The figure dropped 8 per cent to 58 last year from 63 the year before. This is partly driven by the 2013 Defamation Act, which made it more difficult for businesses to bring cases against newspapers and similar entities.
Only ten defamation court cases were brought by businesses last year, a drop of over 40 per cent from the year before.
There was also a sharp decline in cases brought by celebrities, with only three reported cases compared with 12 the year before.
Kim Waite, a senior associate at law firm RPC, said: "For businesses to succeed in a defamation action they now need to show that the damage to their reputation has caused or is likely to cause serious financial loss rather than just general reputational damage. Clearly that is far harder to prove."
Social media is the only area where defamation cases continue to rise. There were 13 cases in 2016, up from 11 in 2014/15 and 8 in 2013/4.
The ability to make defamatory comments available to a wide audience is something that the Internet allows for.
"Social media has made it easier than ever to post defamatory statements online. Sometimes users of social media act as though it is outside of the scope of the law and then they are shocked to find that all the laws relating to defamation do apply," said Waite.
The research also highlights that cases involving social media are a large part of the reason that defamation cases are being brought against individuals, rather than businesses.

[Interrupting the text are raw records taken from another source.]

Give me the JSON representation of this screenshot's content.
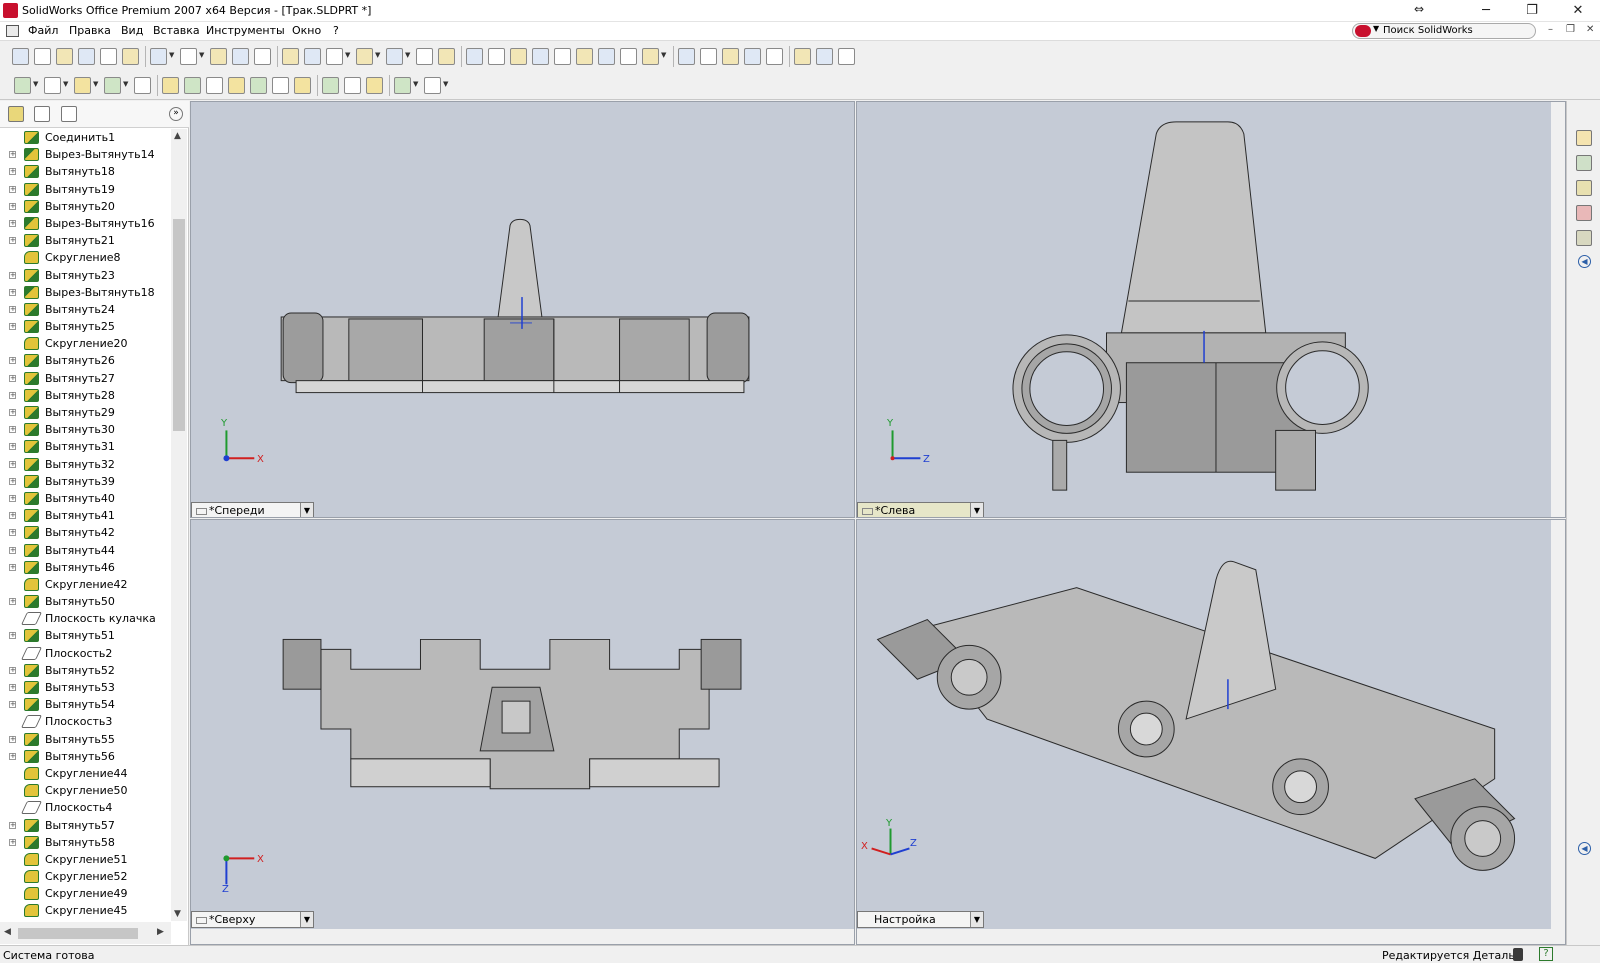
{
  "window": {
    "title": "SolidWorks Office Premium 2007 x64 Версия - [Трак.SLDPRT *]",
    "restore_label": "⇔",
    "minimize_label": "─",
    "maximize_label": "❐",
    "close_label": "✕"
  },
  "menu": {
    "items": [
      "Файл",
      "Правка",
      "Вид",
      "Вставка",
      "Инструменты",
      "Окно",
      "?"
    ],
    "search_placeholder": "Поиск SolidWorks",
    "mdi_minimize": "–",
    "mdi_restore": "❐",
    "mdi_close": "✕"
  },
  "toolbar_top": {
    "icons": [
      "new-icon",
      "open-icon",
      "save-icon",
      "print-icon",
      "print-preview-icon",
      "options-icon",
      "undo-icon",
      "redo-icon",
      "select-icon",
      "select-other-icon",
      "rebuild-icon",
      "grid-icon",
      "sketch-icon",
      "smart-dimension-icon",
      "3d-box-icon",
      "layers-icon",
      "properties-icon",
      "help-icon",
      "measure-icon",
      "zoom-fit-icon",
      "zoom-area-icon",
      "zoom-in-icon",
      "zoom-out-icon",
      "rotate-icon",
      "pan-icon",
      "roll-icon",
      "view-orientation-icon",
      "wireframe-icon",
      "hidden-lines-icon",
      "hidden-removed-icon",
      "shaded-edges-icon",
      "shaded-icon",
      "section-view-icon",
      "draft-quality-icon",
      "realview-icon"
    ],
    "colors": {
      "icon_outline": "#8a8a8a",
      "accent": "#2c5fa8"
    }
  },
  "toolbar_features": {
    "icons": [
      "extrude-boss-icon",
      "revolve-icon",
      "sweep-icon",
      "loft-icon",
      "extrude-cut-icon",
      "fillet-icon",
      "chamfer-icon",
      "rib-icon",
      "shell-icon",
      "draft-icon",
      "dome-icon",
      "hole-wizard-icon",
      "linear-pattern-icon",
      "circular-pattern-icon",
      "mirror-icon",
      "reference-geometry-icon",
      "curves-icon"
    ],
    "colors": {
      "green": "#2c7a2c",
      "yellow": "#e2c43a"
    }
  },
  "feature_tree": {
    "items": [
      {
        "label": "Соединить1",
        "type": "extrude",
        "expandable": false
      },
      {
        "label": "Вырез-Вытянуть14",
        "type": "cut",
        "expandable": true
      },
      {
        "label": "Вытянуть18",
        "type": "extrude",
        "expandable": true
      },
      {
        "label": "Вытянуть19",
        "type": "extrude",
        "expandable": true
      },
      {
        "label": "Вытянуть20",
        "type": "extrude",
        "expandable": true
      },
      {
        "label": "Вырез-Вытянуть16",
        "type": "cut",
        "expandable": true
      },
      {
        "label": "Вытянуть21",
        "type": "extrude",
        "expandable": true
      },
      {
        "label": "Скругление8",
        "type": "fillet",
        "expandable": false
      },
      {
        "label": "Вытянуть23",
        "type": "extrude",
        "expandable": true
      },
      {
        "label": "Вырез-Вытянуть18",
        "type": "cut",
        "expandable": true
      },
      {
        "label": "Вытянуть24",
        "type": "extrude",
        "expandable": true
      },
      {
        "label": "Вытянуть25",
        "type": "extrude",
        "expandable": true
      },
      {
        "label": "Скругление20",
        "type": "fillet",
        "expandable": false
      },
      {
        "label": "Вытянуть26",
        "type": "extrude",
        "expandable": true
      },
      {
        "label": "Вытянуть27",
        "type": "extrude",
        "expandable": true
      },
      {
        "label": "Вытянуть28",
        "type": "extrude",
        "expandable": true
      },
      {
        "label": "Вытянуть29",
        "type": "extrude",
        "expandable": true
      },
      {
        "label": "Вытянуть30",
        "type": "extrude",
        "expandable": true
      },
      {
        "label": "Вытянуть31",
        "type": "extrude",
        "expandable": true
      },
      {
        "label": "Вытянуть32",
        "type": "extrude",
        "expandable": true
      },
      {
        "label": "Вытянуть39",
        "type": "extrude",
        "expandable": true
      },
      {
        "label": "Вытянуть40",
        "type": "extrude",
        "expandable": true
      },
      {
        "label": "Вытянуть41",
        "type": "extrude",
        "expandable": true
      },
      {
        "label": "Вытянуть42",
        "type": "extrude",
        "expandable": true
      },
      {
        "label": "Вытянуть44",
        "type": "extrude",
        "expandable": true
      },
      {
        "label": "Вытянуть46",
        "type": "extrude",
        "expandable": true
      },
      {
        "label": "Скругление42",
        "type": "fillet",
        "expandable": false
      },
      {
        "label": "Вытянуть50",
        "type": "extrude",
        "expandable": true
      },
      {
        "label": "Плоскость кулачка",
        "type": "plane",
        "expandable": false
      },
      {
        "label": "Вытянуть51",
        "type": "extrude",
        "expandable": true
      },
      {
        "label": "Плоскость2",
        "type": "plane",
        "expandable": false
      },
      {
        "label": "Вытянуть52",
        "type": "extrude",
        "expandable": true
      },
      {
        "label": "Вытянуть53",
        "type": "extrude",
        "expandable": true
      },
      {
        "label": "Вытянуть54",
        "type": "extrude",
        "expandable": true
      },
      {
        "label": "Плоскость3",
        "type": "plane",
        "expandable": false
      },
      {
        "label": "Вытянуть55",
        "type": "extrude",
        "expandable": true
      },
      {
        "label": "Вытянуть56",
        "type": "extrude",
        "expandable": true
      },
      {
        "label": "Скругление44",
        "type": "fillet",
        "expandable": false
      },
      {
        "label": "Скругление50",
        "type": "fillet",
        "expandable": false
      },
      {
        "label": "Плоскость4",
        "type": "plane",
        "expandable": false
      },
      {
        "label": "Вытянуть57",
        "type": "extrude",
        "expandable": true
      },
      {
        "label": "Вытянуть58",
        "type": "extrude",
        "expandable": true
      },
      {
        "label": "Скругление51",
        "type": "fillet",
        "expandable": false
      },
      {
        "label": "Скругление52",
        "type": "fillet",
        "expandable": false
      },
      {
        "label": "Скругление49",
        "type": "fillet",
        "expandable": false
      },
      {
        "label": "Скругление45",
        "type": "fillet",
        "expandable": false
      }
    ],
    "panel_tabs": [
      "feature-manager-icon",
      "property-manager-icon",
      "configuration-manager-icon"
    ],
    "expand_label": "»"
  },
  "viewports": {
    "front": {
      "label": "*Спереди"
    },
    "left": {
      "label": "*Слева"
    },
    "top": {
      "label": "*Сверху"
    },
    "iso": {
      "label": "Настройка"
    },
    "axis_labels": {
      "x": "X",
      "y": "Y",
      "z": "Z"
    },
    "colors": {
      "background": "#c5cbd6",
      "part_fill": "#b9b9b9",
      "part_dark": "#8e8e8e",
      "part_light": "#d6d6d6",
      "edge": "#2a2a2a",
      "axis_x": "#d11f1f",
      "axis_y": "#1f9a2f",
      "axis_z": "#1f3fd1"
    }
  },
  "task_pane": {
    "icons": [
      "home-icon",
      "design-library-icon",
      "file-explorer-icon",
      "search-icon",
      "view-palette-icon",
      "appearances-icon"
    ]
  },
  "status": {
    "left": "Система готова",
    "right": "Редактируется Деталь",
    "rebuild_icon": "rebuild-light-icon",
    "help_icon": "help-icon",
    "help_label": "?"
  }
}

Waite continues: "Even when people are not being wilfully reckless on social media there are still risks – clearly you haven’t got a team of researchers, editors and lawyers to check what you say before your posts go live."
Individuals not associated with businesses were named as defendants in 25 out of the 58 cases (43 per cent) last year, compared to 20 out of 63 cases (32 per cent) in 2015 and 22 out of 86 (26 per cent) in 2014.
One of last year's more prominent cases featuring social media was Tardios and St Johns Prep School v Linton. The headmistress of an independent school won damages against the parent of a pupil who had started an online petition calling for her removal.